The operative time, hospital stay, residual rate of pituitary macroadenoma, visual field, surgical complications, and re-operative rates were slightly improved in the two-hand/one-and-half nostril surgery group compared with that in the one-hand/mono-nostril surgery group (all p>0.05). However, postoperative hypopituitarism was less frequent (1/48; 2.0%) with the two-hand/one-and-half nostril approach than with the mono-nostril approach (p = 0.004). Similar surgical outcomes were found in all patients with either small or large pituitary tumors, except that the difference in postoperative improvement in visual field change reached statistical significance (p = 0.044).
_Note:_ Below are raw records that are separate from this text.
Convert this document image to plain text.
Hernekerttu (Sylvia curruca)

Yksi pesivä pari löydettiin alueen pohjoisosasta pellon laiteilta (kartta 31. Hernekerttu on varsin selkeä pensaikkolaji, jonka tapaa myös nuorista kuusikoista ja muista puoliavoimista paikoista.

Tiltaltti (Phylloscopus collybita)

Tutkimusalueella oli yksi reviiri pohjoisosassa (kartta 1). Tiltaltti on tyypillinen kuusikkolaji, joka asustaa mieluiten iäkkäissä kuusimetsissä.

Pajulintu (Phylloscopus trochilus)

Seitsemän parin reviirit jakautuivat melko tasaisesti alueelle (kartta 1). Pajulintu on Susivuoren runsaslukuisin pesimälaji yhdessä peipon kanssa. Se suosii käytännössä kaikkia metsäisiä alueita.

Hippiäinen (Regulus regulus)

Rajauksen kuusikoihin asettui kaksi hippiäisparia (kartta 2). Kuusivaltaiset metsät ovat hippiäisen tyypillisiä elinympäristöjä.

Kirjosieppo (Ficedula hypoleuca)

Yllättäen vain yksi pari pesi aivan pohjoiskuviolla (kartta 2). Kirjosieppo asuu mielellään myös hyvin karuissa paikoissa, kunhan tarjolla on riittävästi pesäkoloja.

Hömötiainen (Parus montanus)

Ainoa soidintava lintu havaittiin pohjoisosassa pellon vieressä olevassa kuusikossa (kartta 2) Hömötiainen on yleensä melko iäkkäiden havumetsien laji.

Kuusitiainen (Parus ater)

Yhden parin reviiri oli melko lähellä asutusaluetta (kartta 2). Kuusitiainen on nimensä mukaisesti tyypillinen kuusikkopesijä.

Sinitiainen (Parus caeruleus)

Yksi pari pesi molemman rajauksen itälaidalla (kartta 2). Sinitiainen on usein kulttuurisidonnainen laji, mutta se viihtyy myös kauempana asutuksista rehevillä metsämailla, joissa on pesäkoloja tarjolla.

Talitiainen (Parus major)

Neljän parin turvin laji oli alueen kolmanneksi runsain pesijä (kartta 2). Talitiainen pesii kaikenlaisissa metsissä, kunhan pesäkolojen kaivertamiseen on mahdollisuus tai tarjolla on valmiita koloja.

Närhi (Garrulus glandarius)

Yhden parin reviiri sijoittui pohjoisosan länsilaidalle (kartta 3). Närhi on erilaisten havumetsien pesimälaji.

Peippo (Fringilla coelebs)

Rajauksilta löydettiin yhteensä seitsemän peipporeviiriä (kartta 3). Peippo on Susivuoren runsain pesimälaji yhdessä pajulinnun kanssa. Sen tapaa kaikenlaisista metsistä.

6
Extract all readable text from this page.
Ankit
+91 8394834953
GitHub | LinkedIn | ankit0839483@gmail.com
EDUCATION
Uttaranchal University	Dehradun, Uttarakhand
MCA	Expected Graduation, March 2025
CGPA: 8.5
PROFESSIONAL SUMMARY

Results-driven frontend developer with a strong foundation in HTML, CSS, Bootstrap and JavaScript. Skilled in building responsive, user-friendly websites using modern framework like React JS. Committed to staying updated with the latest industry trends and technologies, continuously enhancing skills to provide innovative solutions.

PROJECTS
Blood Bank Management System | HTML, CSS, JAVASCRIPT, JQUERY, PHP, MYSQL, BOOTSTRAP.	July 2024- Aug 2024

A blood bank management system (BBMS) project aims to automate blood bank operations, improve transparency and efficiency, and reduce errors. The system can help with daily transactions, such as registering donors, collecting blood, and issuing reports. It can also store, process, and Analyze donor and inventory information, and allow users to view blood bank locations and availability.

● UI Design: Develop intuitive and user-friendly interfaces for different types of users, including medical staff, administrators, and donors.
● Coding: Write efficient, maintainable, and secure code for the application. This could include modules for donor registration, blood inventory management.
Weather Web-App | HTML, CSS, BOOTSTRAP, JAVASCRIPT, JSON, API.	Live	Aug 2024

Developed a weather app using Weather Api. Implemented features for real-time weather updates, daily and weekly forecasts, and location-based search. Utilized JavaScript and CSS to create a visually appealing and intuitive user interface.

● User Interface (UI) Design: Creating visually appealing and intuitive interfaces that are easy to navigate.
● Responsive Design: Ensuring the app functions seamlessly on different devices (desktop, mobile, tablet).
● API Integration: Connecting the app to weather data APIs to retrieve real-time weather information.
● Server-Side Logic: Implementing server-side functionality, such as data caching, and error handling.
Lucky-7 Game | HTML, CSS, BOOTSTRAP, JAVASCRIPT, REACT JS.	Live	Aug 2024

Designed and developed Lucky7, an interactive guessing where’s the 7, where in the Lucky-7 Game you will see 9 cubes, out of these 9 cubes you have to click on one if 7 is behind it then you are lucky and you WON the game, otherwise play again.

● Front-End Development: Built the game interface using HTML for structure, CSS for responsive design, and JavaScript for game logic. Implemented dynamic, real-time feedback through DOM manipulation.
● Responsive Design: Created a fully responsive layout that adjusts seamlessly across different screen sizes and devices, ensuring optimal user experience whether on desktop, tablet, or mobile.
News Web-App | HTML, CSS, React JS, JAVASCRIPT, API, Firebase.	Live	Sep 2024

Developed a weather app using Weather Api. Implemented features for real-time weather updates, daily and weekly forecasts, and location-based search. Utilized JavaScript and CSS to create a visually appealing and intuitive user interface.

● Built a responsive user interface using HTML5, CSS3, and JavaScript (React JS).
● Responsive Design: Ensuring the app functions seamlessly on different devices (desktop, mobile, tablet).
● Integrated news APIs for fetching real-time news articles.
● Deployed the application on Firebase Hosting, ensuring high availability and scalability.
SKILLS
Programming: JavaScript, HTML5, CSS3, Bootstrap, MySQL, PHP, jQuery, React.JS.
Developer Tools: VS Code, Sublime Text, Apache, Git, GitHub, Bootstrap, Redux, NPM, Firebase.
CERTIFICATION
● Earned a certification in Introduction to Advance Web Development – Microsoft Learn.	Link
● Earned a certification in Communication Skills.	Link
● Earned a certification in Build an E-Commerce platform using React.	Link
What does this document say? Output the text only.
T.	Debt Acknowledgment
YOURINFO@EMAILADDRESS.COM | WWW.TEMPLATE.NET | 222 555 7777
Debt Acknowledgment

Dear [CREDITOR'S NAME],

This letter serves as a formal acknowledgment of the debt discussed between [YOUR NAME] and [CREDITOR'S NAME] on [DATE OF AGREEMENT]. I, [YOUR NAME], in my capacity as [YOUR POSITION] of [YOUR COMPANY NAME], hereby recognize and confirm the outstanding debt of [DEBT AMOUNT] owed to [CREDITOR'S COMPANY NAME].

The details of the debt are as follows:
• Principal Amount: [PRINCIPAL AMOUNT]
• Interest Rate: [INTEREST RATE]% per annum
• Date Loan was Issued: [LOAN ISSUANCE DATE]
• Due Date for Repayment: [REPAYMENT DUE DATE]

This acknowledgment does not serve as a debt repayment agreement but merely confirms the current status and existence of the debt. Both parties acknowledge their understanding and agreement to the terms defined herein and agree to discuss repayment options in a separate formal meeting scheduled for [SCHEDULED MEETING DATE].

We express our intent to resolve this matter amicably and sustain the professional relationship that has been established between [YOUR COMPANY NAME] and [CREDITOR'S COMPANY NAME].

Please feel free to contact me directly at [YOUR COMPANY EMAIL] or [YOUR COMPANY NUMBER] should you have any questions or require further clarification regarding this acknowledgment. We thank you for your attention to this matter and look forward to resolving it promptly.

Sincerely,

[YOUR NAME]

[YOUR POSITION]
A single-surgeon endoscopic endonasal transsphenoidal surgery with two-hand/one-and-half nostril approach is an effective and safe procedure for removal of large pituitary tumors.
经鼻内镜下经蝶窦入路是一种有效的微创方法,可用于切除垂体肿瘤,可通过单手或双手入路完成。经单鼻孔的单手操作对于外科医生来说更直观,但操作器械可能会受到限制。使用半侧鼻孔的双手操作可提供更精确的操作。本研究旨在比较单名神经外科医生经鼻内镜下单手/单鼻孔和双手/半侧鼻孔手术切除大型垂体瘤的手术结果。
回顾性分析 78 例连续垂体大腺瘤(直径>1cm)患者的手术资料。共 30 例患者接受单手/单鼻孔手术,48 例患者接受双手/半侧鼻孔手术。比较两种手术的术后结果。
双手/半侧鼻孔手术组的手术时间、住院时间、垂体大腺瘤残留率、视野、手术并发症和再次手术率均略优于单手/单鼻孔手术组(均 p>0.05)。然而,双手/半侧鼻孔入路术后垂体功能减退的发生率(1/48;2.0%)明显低于单手入路(p=0.004)。对于小型或大型垂体瘤的所有患者,均发现相似的手术结果,但术后视野变化的改善程度差异具有统计学意义(p=0.044)。
对于大型垂体瘤的切除,单名外科医生经鼻内镜下经蝶窦入路的双手/半侧鼻孔手术是一种有效且安全的方法。